Em 2026, o Fundo Especial de Financiamento de Campanha, o chamado fundão eleitoral, terá R$ 4,96 bilhões em recursos públicos destinados ao financiamento das campanhas. Dito assim, o número pode parecer distante da realidade. Bilhões são difíceis de visualizar. Mas a economia oferece uma forma simples de entender o tamanho de uma escolha como essa: o custo de oportunidade.
Todo recurso utilizado para uma finalidade deixa de estar disponível para outra. Isso não significa que o dinheiro do fundo eleitoral poderia simplesmente ser transferido amanhã para uma escola ou um hospital, mas significa que toda decisão de gasto público precisa ser analisada diante de outras necessidades que também disputam recursos limitados.
Uma maneira de dimensionar esses quase R$ 5 bilhões é compará-los com investimentos do próprio Novo PAC.
Na saúde, por exemplo, tomando como referência os valores previstos pelo programa, o equivalente ao fundo eleitoral seria suficiente para financiar aproximadamente 14 mil ambulâncias do SAMU ou mais de duas mil Unidades Básicas de Saúde.
Na educação, o mesmo valor corresponderia a cerca de 592 escolas de tempo integral, mais de 1,5 mil creches ou quase 10 mil ônibus escolares.
No saneamento, a dimensão também impressiona. Considerando os custos médios dos empreendimentos previstos no Novo PAC, os R$ 4,96 bilhões equivaleriam a centenas de intervenções de abastecimento de água e esgotamento sanitário. O valor também se aproxima de toda uma seleção nacional de obras de drenagem urbana destinadas a reduzir alagamentos, enchentes e inundações. Quando transformamos bilhões em serviços, equipamentos e infraestrutura, aquilo que antes parecia apenas um número do Orçamento passa a ganhar dimensão concreta.

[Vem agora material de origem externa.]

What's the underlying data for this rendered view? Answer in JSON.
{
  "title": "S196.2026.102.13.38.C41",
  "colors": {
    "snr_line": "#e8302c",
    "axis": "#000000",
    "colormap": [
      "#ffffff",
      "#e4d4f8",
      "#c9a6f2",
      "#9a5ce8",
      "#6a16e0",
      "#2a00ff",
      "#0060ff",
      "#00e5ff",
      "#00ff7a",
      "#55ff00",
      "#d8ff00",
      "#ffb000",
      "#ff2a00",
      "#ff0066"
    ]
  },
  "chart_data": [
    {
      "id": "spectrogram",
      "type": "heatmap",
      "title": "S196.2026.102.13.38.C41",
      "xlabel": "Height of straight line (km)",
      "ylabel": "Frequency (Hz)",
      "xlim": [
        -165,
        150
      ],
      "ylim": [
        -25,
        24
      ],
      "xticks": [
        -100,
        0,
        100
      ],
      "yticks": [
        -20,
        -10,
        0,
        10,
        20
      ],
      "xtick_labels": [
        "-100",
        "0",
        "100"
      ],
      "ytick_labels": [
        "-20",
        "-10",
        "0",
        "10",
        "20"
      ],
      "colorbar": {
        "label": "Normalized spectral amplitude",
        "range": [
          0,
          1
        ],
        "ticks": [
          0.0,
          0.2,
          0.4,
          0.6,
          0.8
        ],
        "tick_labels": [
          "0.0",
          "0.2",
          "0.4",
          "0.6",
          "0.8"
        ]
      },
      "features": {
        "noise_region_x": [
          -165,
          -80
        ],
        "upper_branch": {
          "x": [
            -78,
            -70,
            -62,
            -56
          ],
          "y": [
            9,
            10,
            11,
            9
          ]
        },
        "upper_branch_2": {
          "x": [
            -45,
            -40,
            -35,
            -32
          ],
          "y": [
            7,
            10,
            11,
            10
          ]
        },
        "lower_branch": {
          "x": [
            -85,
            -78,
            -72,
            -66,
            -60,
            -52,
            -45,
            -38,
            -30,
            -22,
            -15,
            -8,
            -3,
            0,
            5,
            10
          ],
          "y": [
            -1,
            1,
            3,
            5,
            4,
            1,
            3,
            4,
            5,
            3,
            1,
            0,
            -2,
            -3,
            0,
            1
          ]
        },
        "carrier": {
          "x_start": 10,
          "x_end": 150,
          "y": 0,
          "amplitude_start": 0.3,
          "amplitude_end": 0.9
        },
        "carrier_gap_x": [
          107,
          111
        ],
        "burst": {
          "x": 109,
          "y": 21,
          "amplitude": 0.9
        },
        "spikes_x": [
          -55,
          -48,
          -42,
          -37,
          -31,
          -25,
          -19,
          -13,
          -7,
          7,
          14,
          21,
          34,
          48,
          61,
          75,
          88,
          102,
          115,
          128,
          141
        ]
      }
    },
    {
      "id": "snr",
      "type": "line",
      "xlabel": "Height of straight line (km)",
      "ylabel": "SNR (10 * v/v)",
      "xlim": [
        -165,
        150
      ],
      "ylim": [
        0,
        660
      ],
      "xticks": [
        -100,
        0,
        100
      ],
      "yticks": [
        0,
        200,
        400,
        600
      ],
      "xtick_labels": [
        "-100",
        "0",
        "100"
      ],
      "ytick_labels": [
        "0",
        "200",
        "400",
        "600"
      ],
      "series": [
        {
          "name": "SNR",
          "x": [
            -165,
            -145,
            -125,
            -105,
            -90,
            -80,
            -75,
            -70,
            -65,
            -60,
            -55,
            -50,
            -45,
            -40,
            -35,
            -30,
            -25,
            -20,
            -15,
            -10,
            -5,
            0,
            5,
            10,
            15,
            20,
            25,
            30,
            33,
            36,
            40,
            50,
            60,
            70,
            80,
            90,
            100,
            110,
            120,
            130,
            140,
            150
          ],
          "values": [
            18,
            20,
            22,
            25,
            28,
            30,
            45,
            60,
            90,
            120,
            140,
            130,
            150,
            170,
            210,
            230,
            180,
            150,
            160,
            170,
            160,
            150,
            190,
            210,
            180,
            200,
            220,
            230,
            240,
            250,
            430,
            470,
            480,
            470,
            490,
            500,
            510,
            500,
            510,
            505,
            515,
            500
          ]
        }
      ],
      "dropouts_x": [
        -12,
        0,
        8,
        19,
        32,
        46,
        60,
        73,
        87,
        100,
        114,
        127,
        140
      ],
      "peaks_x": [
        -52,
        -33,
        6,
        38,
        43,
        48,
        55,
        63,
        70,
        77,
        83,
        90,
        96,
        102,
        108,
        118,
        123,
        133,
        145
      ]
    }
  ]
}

É importante lembrar, porém, que essas políticas não possuem necessariamente a mesma fonte de recursos. Parte dos investimentos do Novo PAC, especialmente no saneamento, envolve financiamentos, FGTS e outras formas de execução, enquanto o Fundo Eleitoral possui regras e origem orçamentária próprias. A comparação, portanto, não significa dizer que bastaria cancelar uma despesa para automaticamente construir milhares de obras. O objetivo é outro: mostrar a escala econômica dessa escolha e permitir que o valor seja compreendido de forma mais próxima da realidade das pessoas.
Também é importante deixar claro que essa não é uma defesa do fim do financiamento público de campanhas. Ele cumpre uma função relevante ao permitir que pessoas sem grandes patrimônios, grandes financiadores ou estruturas econômicas próprias também tenham condições de disputar eleições. Sem algum mecanismo público de financiamento, a política corre o risco de se tornar ainda mais restrita a quem já possui dinheiro, influência e acesso aos espaços de poder.
A discussão, portanto, não precisa ser entre ter ou não ter financiamento público. A pergunta é se o modelo atual realmente consegue democratizar o acesso à política e se precisa chegar a quase R$ 5 bilhões para cumprir essa função. Defender a existência do fundo não significa considerar qualquer valor automaticamente justificável. Também é legítimo discutir seu tamanho, sua distribuição e a eficiência com que esses recursos cumprem o propósito para o qual foram criados.
No fim, R$ 4,96 bilhões podem continuar parecendo apenas mais um número gigantesco do Orçamento. Mas talvez seja mais fácil entender sua dimensão quando pensamos em 14 mil ambulâncias, quase 10 mil ônibus escolares, mais de duas mil unidades básicas de saúde, milhares de creches ou centenas de obras de saneamento e infraestrutura.
É isso que o custo de oportunidade nos ensina: a pergunta nunca é apenas quanto alguma coisa custa. É também o que poderíamos fazer com aqueles mesmos recursos e, principalmente, se a escolha realizada entrega à sociedade benefícios compatíveis com aquilo que ela custa.